One further claim of error may be briefly touched upon. In our opinion in the first appeal in this case (Martyn v. Donlin, supra, 32), we stated that since the interests of the employee and the municipality might be antagonistic, each should be represented by independent counsel. Accordingly, the city of Hartford, in the retrial, employed two attorneys engaged in private practice to represent Donlin, and the corporation counsel represented the city. The plaintiff claims that this action was not a compliance with the rule given in our former opinion since Donlin's counsel were engaged, and presumably will be paid, by the city. An attorney's allegiance is to his client, not to the person who happens to be paying for his services.

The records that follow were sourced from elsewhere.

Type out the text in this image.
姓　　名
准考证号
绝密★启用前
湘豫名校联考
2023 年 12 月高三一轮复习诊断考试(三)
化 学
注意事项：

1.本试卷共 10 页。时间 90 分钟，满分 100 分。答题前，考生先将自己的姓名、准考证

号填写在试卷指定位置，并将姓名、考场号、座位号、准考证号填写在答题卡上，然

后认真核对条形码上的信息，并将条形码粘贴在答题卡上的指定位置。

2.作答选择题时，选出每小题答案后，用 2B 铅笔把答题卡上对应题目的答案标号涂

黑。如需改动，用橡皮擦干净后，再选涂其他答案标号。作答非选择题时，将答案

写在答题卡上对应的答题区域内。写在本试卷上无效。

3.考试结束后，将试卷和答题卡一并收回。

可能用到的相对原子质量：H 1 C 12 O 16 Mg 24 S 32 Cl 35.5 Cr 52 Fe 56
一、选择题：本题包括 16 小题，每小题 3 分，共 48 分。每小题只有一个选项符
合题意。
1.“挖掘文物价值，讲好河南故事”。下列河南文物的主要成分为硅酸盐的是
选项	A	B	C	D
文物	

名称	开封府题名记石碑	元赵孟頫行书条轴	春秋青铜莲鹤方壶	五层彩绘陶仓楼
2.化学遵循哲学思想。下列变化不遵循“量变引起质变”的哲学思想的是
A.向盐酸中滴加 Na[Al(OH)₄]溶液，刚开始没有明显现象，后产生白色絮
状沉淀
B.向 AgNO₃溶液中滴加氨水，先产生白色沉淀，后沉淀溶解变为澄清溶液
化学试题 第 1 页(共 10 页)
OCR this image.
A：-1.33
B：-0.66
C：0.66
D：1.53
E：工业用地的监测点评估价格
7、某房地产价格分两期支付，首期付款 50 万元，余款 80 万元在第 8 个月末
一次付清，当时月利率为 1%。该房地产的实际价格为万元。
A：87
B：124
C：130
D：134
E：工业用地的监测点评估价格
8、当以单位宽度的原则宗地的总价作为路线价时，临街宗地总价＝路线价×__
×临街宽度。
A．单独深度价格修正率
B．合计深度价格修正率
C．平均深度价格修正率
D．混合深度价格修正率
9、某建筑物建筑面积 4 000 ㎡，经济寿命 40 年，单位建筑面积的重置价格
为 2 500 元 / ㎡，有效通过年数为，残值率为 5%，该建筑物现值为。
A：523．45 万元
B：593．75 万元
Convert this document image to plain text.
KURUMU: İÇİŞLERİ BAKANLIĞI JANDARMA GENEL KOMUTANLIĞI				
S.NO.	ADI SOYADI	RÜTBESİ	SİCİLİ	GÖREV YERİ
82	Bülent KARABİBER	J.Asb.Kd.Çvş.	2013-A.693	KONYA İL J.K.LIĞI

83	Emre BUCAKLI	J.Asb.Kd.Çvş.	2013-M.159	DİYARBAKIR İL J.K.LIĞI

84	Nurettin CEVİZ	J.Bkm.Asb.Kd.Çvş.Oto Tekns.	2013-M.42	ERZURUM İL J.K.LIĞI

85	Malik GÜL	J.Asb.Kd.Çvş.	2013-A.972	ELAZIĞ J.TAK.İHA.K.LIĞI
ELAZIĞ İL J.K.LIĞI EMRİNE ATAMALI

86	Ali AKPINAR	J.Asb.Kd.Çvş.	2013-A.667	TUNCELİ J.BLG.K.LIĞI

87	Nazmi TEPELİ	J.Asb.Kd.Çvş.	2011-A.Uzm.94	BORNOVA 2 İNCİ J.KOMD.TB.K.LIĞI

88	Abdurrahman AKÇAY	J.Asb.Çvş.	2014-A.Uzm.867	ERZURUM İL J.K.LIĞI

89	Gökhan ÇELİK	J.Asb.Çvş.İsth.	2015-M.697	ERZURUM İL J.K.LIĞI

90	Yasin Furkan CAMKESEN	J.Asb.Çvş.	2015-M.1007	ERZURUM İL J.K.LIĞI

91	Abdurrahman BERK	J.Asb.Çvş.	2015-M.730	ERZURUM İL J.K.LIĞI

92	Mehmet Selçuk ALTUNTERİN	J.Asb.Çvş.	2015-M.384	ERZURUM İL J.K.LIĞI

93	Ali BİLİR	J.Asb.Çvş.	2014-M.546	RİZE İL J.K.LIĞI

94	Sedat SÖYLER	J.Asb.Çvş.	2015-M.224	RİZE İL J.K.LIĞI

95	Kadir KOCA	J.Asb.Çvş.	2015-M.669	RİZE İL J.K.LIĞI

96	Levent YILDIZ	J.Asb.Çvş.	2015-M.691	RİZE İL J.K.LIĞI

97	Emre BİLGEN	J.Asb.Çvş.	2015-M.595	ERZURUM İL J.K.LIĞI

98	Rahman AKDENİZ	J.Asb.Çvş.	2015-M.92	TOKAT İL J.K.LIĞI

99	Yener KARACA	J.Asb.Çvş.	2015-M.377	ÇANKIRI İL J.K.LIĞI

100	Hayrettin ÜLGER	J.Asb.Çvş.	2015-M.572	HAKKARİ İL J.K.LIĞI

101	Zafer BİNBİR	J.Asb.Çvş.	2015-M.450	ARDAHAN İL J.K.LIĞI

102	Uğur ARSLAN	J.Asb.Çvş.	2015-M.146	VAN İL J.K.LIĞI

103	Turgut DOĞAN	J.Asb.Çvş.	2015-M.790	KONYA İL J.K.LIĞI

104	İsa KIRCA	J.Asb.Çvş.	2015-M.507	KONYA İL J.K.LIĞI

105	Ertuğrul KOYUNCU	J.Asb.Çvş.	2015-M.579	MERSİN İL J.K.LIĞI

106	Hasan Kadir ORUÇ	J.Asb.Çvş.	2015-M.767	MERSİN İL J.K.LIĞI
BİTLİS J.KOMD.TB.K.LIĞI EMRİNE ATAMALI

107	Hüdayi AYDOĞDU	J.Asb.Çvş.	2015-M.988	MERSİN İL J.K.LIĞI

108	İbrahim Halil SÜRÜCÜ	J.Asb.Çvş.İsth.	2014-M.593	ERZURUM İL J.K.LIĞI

There is no question that this duty of allegiance was carried out with skill and industry. Whatever might be the case in other and different factual situations, here the course pursued was proper, and no justification for disqualification of Donlin's counsel is apparent. Furthermore, the plaintiff wholly failed to show how this claimed disqualification in anyway could have been harmful to her. Sears v. Curtis, 147 Conn. 311, 316, 160 A.2d 742.
The claim that judgment notwithstanding the verdict should have been rendered in favor of the plaintiff against both defendants on the issue of liability does not require discussion. Since there was no occasion for setting aside the verdict in favor of Donlin on the first count, the verdict on the second count in favor of the city of Hartford must also stand.